Lisa McGirr is Professor of History at Harvard University, where she specializes in the history of the twentieth-century United States. Her research and teaching interests bridge the fields of social and political history and focus on collective action, state building, reform movements, and politics. Her most recent book, The War on Alcohol: Prohibition and the Rise of the American State, won acclaim for excavating the significant but neglected state-building legacies of national Prohibition. Her award-winning first book, Suburban Warriors: The Origins of the New American Right, investigated the social and regional basis of grassroots conservative politics in the post–World War II United States. She teaches a wide variety of courses on the history of the United States in the twentieth century.

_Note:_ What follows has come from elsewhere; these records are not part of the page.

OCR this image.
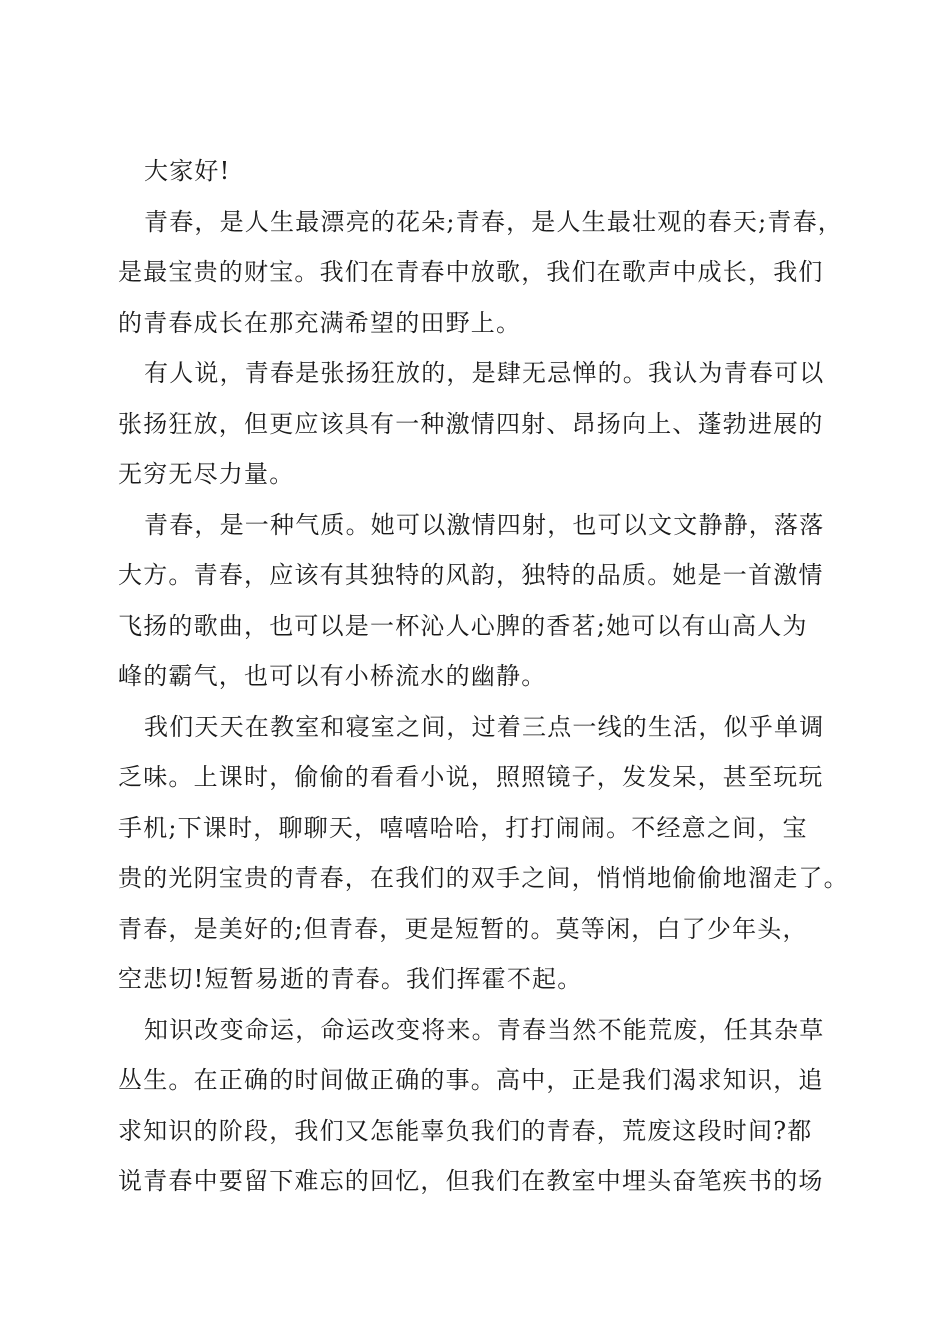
大家好!
青春，是人生最漂亮的花朵;青春，是人生最壮观的春天;青春，
是最宝贵的财宝。我们在青春中放歌，我们在歌声中成长，我们
的青春成长在那充满希望的田野上。
有人说，青春是张扬狂放的，是肆无忌惮的。我认为青春可以
张扬狂放，但更应该具有一种激情四射、昂扬向上、蓬勃进展的
无穷无尽力量。
青春，是一种气质。她可以激情四射，也可以文文静静，落落
大方。青春，应该有其独特的风韵，独特的品质。她是一首激情
飞扬的歌曲，也可以是一杯沁人心脾的香茗;她可以有山高人为
峰的霸气，也可以有小桥流水的幽静。
我们天天在教室和寝室之间，过着三点一线的生活，似乎单调
乏味。上课时，偷偷的看看小说，照照镜子，发发呆，甚至玩玩
手机;下课时，聊聊天，嘻嘻哈哈，打打闹闹。不经意之间，宝
贵的光阴宝贵的青春，在我们的双手之间，悄悄地偷偷地溜走了。
青春，是美好的;但青春，更是短暂的。莫等闲，白了少年头，
空悲切!短暂易逝的青春。我们挥霍不起。
知识改变命运，命运改变将来。青春当然不能荒废，任其杂草
丛生。在正确的时间做正确的事。高中，正是我们渴求知识，追
求知识的阶段，我们又怎能辜负我们的青春，荒废这段时间?都
说青春中要留下难忘的回忆，但我们在教室中埋头奋笔疾书的场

Praise for The War on Alcohol: Prohibition and the Rise of the American State

In this remarkable book, Lisa McGirr transforms our understanding of Prohibition and its legacy. Moving beyond familiar tales of speakeasies and gangland violence, she shows how this episode contributed to the expansion of the authority of the modern American state and the origins of mass imprisonment. No history could be more timely.
— Eric Foner, author of Gateway to Freedom

McGirr’s book, fascinating and deeply researched, offers a startlingly fresh argument for why so many of our current problems—from the war on drugs to mass incarceration—grow out of Prohibition. Anyone who wants to understand the 1920s, 1930s, and 2000s should read this book.
— Jonathan Alter, author of The Defining Moment

This is not just the best book ever written about the era of Prohibition; it is a landmark history of modern America. With splendid insight and illuminating details, Lisa McGirr demonstrates that the war on alcohol was the health of the state.
— Michael Kazin, author of American Dreamers

In her revelatory new book, Lisa McGirr moves

Prohibition from the gin-soaked edges of the Roaring Twenties to the heart of

the American state.
— Kevin Boyle, author of Arc of Justice

[A] fascinating account of Prohibition and its consequences, written with verve, depth, and imagination.
— Ira Katznelson, author of Fear Itself

Lisa McGirr has given us an admirably fresh look at a supposedly shopworn subject. She convincingly demonstrates that the Prohibition era deserves to be taken seriously as the nursery of many stubbornly persistent practices, including a moralizing, meddlesome state that targets its punitive powers on the least-advantaged citizens.